La parole à... Anker Sorensen, associé, Brice Mathieu, collaborateur Reed Smith LLP

L’autonomie des sociétés au sein d’un groupe : l’autre débat sur le voile

le 19/12/2013 L'AGEFI Hebdo

Les jurisprudences récentes dans les affaires Metaleurop, Recyclex, Tapie, Jungheinrich ou encore Continental ont été l’occasion de mettre à l’épreuve le principe d’autonomie des sociétés au sein d’un groupe et, dans certaines circonstances, de le battre en brèche pour atteindre les « 

deep pockets » des actionnaires. Toutefois, la jurisprudence, qui est source de droit, n’est pas homogène. Elle peut varier selon les domaines du droit et les tribunaux devant lesquels se plaident les contentieux initiés par les créanciers sociaux, qui tentent d’impliquer et de faire supporter également par l’actionnaire dominant les fautes reprochées à sa filiale.

Ainsi, la chambre commerciale de la Cour de cassation allie constance et rigueur dans l’analyse des critères requis pour « percer le voile social », notamment ceux relatifs à l’existence d’une faute de gestion ou de relations financières anormales entre sociétés d’un même groupe. Ainsi, dans un arrêt Recylex, rendu le 19 novembre 2013, la chambre commerciale de la Cour a considéré que pour apprécier la qualité de dirigeant de fait de Métaleurop (devenue Recylex en 2007), les juges du fond n’étaient pas liés par les circonstances retenues, dans un autre contentieux, par la chambre sociale de la Cour de cassation pour justifier la qualité de co-employeur des salariés de la Métaleurop Nord, attribuée à Métaleurop.

La chambre commerciale a également jugé dans cet arrêt que des comportements, tels que la « simple supervision par la mère des dirigeants de sa filiale ou encore son approbation de la politique d’investissementde sa filiale » au-delà de certains seuils, essentiellement à des fins de bonne coordination et de développement de synergies, ne permettaient pas d’établir la qualité de dirigeant de fait de la société mère. Pourtant, la chambre sociale de la Cour de cassation s’était fondée sur ces mêmes circonstances, deux ans plus tôt, pour caractériser la confusion de direction et qualifier la société Métaleurop de co-employeur des salariés de Métaleurop Nord.
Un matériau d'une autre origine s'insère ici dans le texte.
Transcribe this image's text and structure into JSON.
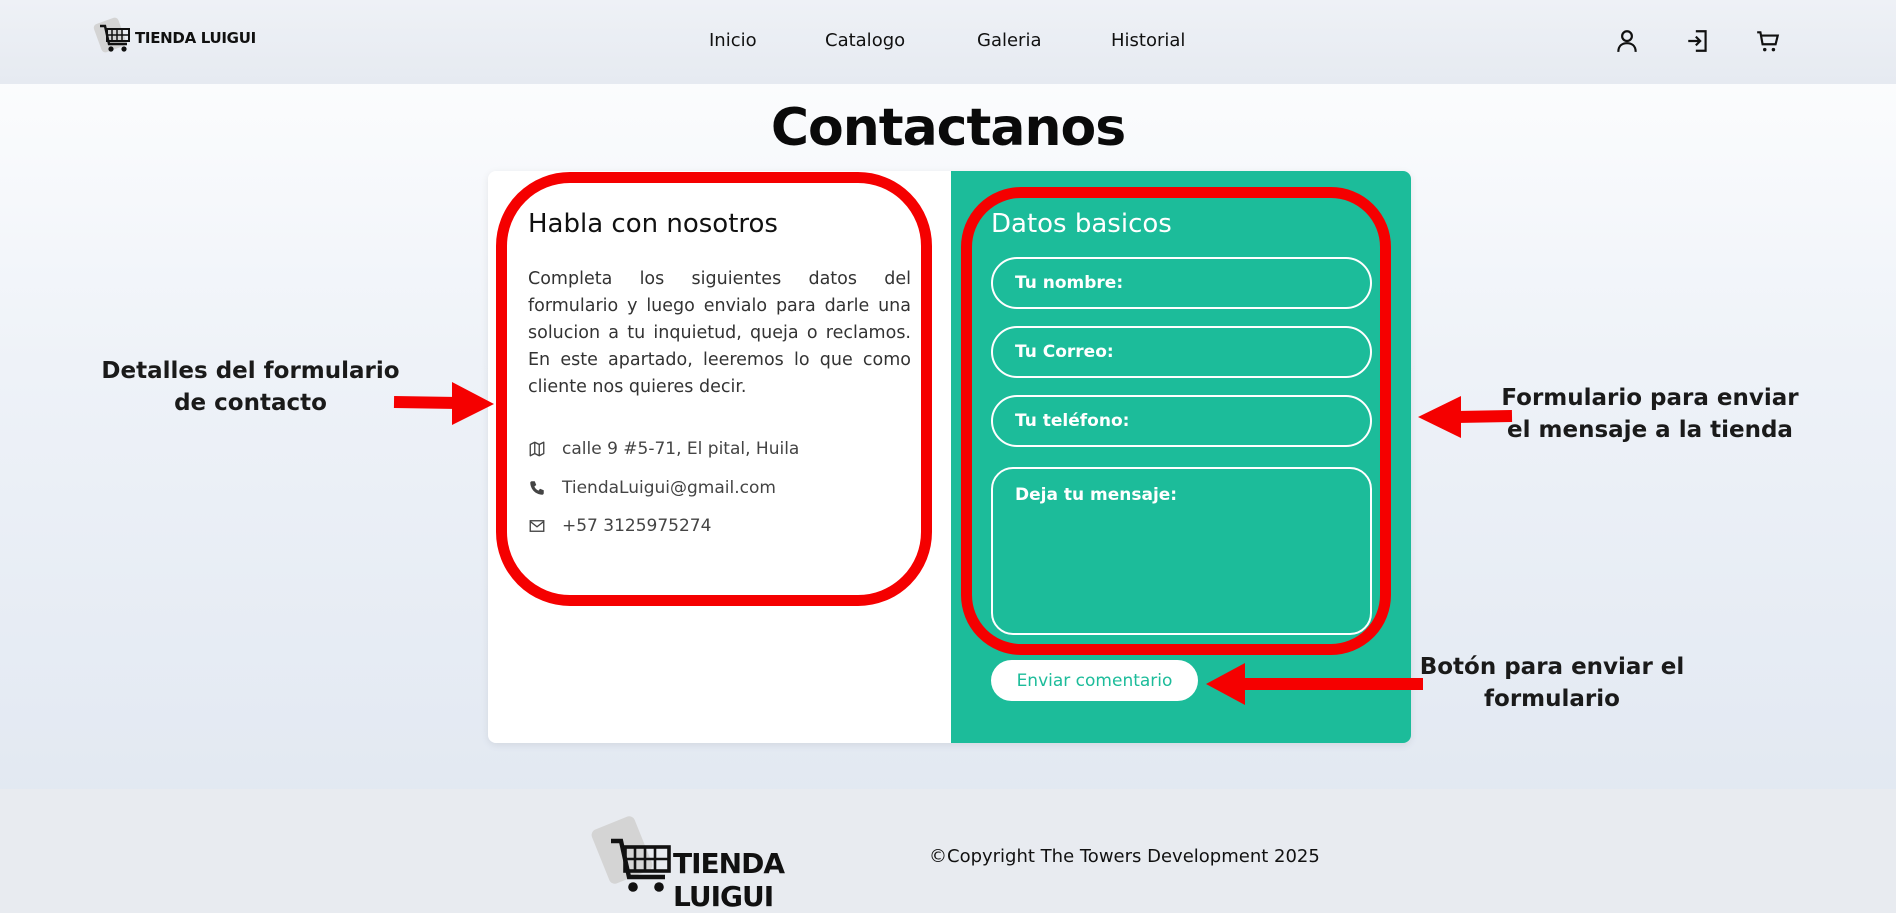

De même, dans des arrêts Tapie 2006 et Sté Markinter 2012, l’assemblée plénière et la chambre commerciale de la Cour de cassation ont considéré, contrairement à la chambre sociale, que l’immixtion dans les affaires de leur filiale n’était pas en soi un critère suffisant pour atteindre l’actionnaire.

La chambre sociale au travers de la notion du co-emploi consacrée récemment, a usé d’une plus grande latitude d’appréciation pour percer le voile social, essentiellement dans des contentieux relatifs à des fermetures de sites ou de contestation de plans sociaux. Les critères cumulatifs retenus, à savoir la triple confusion d’intérêt, d’activité et de direction, notamment dans les arrêts Jungheinrich 2011 et les jugements Continental 2013, pour qualifier un actionnaire de co-employeur restent cependant assez flous. La construction de cette jurisprudence doit conduire les employeurs et leurs actionnaires à une plus grande vigilance. Dans l’intérêt d’une bonne administration de la justice, une harmonisation ou à tout le moins une plus grande cohérence avec la jurisprudence des chambres civiles et commerciale serait souhaitable.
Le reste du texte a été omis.